Open brando90 opened 3 years ago
This paper shows that "the Rectified Adam (RAdam) algorithm can be characterized as four steps of momentum SGD, followed by Adam with a fixed warmup schedule." So, we may use the Adam with a warmup schedule instead when we need RAdam.
My implementation: https://github.com/Tony-Y/pytorch_warmup
Hi @Tony-Y, I'm curious why you prefer to use Adam with a warmup instead of RAdam.
I think the very basic fact both papers agree on, is that it's necessary to include warmup to handle the variance of adaptive learning rate. Their linear warmup schedule of 2/(1−β2) steps is just a further approximation to our derived first-order approximation.
Thanks for the question @brando90 and thanks for pointing me the PR. It is really an encouragement to me seeing that PR.
From my perspective, I don't think being included as an official module in PyTorch matters that much. The initiative of our study is to show the adaptive learning rate may cause some problems (the strongest evidence is the controlled experiments, i.e., Adam-2k v.s.
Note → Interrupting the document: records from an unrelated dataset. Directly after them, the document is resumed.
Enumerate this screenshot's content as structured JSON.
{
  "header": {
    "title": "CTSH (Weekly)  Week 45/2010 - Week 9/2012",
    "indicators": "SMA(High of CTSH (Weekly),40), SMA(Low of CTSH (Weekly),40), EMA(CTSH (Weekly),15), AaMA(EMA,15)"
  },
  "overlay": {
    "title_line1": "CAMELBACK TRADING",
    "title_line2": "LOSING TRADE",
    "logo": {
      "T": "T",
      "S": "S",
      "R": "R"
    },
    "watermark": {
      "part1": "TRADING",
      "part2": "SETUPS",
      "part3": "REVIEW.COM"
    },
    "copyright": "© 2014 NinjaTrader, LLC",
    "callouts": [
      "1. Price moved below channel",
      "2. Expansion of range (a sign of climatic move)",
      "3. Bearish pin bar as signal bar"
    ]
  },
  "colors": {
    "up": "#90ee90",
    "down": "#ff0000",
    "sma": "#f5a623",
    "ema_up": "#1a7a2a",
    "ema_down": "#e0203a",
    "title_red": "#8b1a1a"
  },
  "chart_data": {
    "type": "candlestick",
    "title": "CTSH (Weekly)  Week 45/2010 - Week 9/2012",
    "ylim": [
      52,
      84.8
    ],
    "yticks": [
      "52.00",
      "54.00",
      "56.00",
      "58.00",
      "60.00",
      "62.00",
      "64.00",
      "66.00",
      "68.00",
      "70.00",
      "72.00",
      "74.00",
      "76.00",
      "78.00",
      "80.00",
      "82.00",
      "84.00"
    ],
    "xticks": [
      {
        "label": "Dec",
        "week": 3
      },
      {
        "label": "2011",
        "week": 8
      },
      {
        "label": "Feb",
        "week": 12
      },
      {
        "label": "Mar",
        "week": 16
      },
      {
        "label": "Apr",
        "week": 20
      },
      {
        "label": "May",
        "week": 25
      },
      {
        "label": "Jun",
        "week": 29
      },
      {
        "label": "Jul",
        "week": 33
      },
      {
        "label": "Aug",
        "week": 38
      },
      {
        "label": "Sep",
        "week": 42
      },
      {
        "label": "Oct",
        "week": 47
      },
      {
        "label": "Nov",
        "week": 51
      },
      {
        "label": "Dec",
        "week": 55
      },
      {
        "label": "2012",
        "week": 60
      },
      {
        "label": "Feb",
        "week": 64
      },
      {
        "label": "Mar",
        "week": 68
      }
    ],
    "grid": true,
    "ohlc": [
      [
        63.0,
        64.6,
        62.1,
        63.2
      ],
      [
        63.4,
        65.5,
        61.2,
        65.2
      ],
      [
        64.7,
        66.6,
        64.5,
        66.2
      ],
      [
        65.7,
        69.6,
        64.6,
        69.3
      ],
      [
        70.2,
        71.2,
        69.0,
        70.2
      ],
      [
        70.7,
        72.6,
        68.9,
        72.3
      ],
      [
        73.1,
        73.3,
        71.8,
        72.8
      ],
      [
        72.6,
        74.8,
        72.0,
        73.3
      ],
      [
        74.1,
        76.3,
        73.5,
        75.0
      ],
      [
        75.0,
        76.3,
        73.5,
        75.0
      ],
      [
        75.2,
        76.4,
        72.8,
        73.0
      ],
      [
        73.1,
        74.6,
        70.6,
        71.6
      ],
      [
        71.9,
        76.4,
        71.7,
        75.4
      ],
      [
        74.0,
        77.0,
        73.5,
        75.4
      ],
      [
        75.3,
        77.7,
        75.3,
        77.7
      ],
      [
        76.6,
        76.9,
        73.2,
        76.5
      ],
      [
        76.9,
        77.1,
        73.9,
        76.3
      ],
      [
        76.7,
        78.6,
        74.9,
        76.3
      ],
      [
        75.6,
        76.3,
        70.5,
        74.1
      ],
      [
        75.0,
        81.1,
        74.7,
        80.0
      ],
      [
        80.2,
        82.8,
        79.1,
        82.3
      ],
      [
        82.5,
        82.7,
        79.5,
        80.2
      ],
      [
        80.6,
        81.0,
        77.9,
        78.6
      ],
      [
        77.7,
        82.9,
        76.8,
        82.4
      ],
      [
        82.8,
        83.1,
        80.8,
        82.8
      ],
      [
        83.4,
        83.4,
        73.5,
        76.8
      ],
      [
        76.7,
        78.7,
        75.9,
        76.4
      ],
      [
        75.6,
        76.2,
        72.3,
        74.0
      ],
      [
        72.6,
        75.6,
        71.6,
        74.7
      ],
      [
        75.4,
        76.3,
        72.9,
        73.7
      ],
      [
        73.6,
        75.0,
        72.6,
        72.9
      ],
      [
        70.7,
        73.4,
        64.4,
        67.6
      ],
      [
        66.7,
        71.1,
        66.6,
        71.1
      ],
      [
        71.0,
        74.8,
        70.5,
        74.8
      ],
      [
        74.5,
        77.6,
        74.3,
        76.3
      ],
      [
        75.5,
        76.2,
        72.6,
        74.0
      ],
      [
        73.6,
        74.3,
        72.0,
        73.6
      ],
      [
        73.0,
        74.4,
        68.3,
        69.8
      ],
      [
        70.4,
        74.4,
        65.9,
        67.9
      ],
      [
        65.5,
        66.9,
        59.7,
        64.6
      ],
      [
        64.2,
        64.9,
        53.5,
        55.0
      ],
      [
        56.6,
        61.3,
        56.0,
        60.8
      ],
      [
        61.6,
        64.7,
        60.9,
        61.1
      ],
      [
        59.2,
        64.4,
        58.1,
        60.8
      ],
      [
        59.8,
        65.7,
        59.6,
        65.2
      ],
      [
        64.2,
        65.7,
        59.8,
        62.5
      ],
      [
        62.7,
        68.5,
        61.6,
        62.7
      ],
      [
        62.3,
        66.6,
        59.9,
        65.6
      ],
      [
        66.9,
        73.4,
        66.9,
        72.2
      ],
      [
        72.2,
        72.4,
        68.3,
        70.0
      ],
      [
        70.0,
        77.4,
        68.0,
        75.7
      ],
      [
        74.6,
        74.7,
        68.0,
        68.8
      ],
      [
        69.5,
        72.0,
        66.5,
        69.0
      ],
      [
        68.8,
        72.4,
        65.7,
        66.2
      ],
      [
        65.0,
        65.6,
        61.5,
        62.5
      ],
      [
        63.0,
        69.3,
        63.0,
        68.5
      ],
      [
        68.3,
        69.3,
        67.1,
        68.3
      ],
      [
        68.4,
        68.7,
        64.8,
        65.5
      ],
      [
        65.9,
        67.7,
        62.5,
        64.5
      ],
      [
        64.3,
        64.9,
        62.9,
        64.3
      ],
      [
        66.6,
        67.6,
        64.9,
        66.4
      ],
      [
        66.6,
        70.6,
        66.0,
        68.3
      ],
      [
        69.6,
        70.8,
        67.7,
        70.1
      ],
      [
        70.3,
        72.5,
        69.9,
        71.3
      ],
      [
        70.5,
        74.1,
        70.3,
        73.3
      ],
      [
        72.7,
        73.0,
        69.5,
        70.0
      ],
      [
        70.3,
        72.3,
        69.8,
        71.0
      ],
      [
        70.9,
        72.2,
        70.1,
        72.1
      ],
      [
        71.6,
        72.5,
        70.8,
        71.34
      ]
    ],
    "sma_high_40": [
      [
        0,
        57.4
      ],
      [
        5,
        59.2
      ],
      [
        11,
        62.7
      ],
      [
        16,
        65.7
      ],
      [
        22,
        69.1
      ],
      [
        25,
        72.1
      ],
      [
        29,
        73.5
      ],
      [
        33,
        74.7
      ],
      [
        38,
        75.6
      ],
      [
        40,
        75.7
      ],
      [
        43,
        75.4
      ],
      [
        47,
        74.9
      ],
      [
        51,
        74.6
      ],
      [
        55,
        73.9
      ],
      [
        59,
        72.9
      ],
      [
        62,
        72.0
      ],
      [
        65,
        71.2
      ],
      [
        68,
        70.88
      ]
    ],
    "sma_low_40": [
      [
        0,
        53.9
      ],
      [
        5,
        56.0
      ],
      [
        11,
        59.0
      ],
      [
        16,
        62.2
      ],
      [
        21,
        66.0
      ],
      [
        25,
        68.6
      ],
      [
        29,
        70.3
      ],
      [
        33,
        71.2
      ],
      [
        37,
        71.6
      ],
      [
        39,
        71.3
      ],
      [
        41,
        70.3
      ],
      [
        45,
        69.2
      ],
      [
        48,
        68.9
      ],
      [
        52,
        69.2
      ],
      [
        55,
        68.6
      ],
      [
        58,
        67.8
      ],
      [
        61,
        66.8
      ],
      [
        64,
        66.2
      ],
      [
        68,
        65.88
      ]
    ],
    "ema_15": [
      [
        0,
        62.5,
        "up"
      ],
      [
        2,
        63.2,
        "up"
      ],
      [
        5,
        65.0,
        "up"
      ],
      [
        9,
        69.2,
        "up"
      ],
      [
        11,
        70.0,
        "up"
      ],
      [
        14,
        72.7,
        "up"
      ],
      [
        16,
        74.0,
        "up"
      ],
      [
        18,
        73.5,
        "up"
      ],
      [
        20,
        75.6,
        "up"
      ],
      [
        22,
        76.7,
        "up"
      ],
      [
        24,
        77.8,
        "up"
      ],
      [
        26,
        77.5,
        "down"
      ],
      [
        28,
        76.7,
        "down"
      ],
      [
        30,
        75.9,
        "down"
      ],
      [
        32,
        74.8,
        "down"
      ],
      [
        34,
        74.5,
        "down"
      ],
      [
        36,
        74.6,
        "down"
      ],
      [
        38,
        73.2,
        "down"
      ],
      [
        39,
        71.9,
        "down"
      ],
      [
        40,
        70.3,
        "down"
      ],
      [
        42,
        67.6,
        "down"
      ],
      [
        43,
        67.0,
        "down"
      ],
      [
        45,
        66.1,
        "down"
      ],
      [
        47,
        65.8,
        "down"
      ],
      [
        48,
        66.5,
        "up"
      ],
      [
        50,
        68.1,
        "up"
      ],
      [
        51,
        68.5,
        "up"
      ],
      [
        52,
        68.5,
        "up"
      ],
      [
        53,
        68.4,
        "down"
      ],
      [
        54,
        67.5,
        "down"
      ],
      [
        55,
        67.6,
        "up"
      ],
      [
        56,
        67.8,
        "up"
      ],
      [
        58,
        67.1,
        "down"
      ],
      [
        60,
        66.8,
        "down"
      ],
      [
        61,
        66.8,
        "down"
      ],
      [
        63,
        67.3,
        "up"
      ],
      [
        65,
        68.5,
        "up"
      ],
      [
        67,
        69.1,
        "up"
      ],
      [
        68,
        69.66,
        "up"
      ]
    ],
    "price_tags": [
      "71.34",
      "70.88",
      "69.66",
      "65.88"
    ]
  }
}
Adam w.o. warmup). RAdam serves as a role to further verify our intuition on this matter. Although I'm very happy to see our optimizer helped & inspired many researchers, our optimizer is still experimental. It takes a lot of efforts to take the optimizer really to the next level.
We have been working on something new these two years, stay tuned : -)
Hi Liyuan,
Great to hear form you!
I am curious, what do you mean by "It takes a lot of efforts to take the optimizer really to the next level."? There aren't many hyperparameters to tune so I am curious what that means.
Looking forward to your next opitmizer!
@Tony-Y I am also curious to know why you prefer warm up vs RAdam - especially since RAdam seems quite robust and remove hypoer parameters (which are the ML researcher's nightmare!)
I think that a new approach introduced by RAdam is only a nonlinear warmup. Such nonlinear warmups may outperform the untuned linear warmup sometimes.
@Tony-Y the original paper you cited "On the Adequacy of Untuned Warmup for Adaptive Optimization" claims that RAdam is just equivalent to Adam + Warm up. From that perspective, it makes no difference which one of the too I use. Isn't it simpler to just fork the RAdam repo then git clone it and then use RAdam? RAdam is just a standard pytorch optimizer so using it is trivial.
(My guess is) the other alternative is to use the hugging face warm-up (which I've never used) https://huggingface.co/transformers/main_classes/optimizer_schedules.html?highlight=cosine#transformers.get_cosine_schedule_with_warmup and then use the linear schedule the paper you linked suggested.
In the end with the claim that they are "equivalent" either algorithm is fine. I will go with RAdam for now since it's already downloaded in my code and it's just as simple to use compared to the other - unless of course you have code that makes it trivial to plug in or have a convincing case beyond they are equivalent.
If you think warm-up is better perhaps a tutorial on how to use your warm-up version would be great to make it just as simple to plug in as RAdam. :)
I am looking forward to see how this debate on optimizers on transformers progresses.
I am curious, why hasn't RAdam been included official in pytorch?
https://github.com/pytorch/pytorch/issues/24892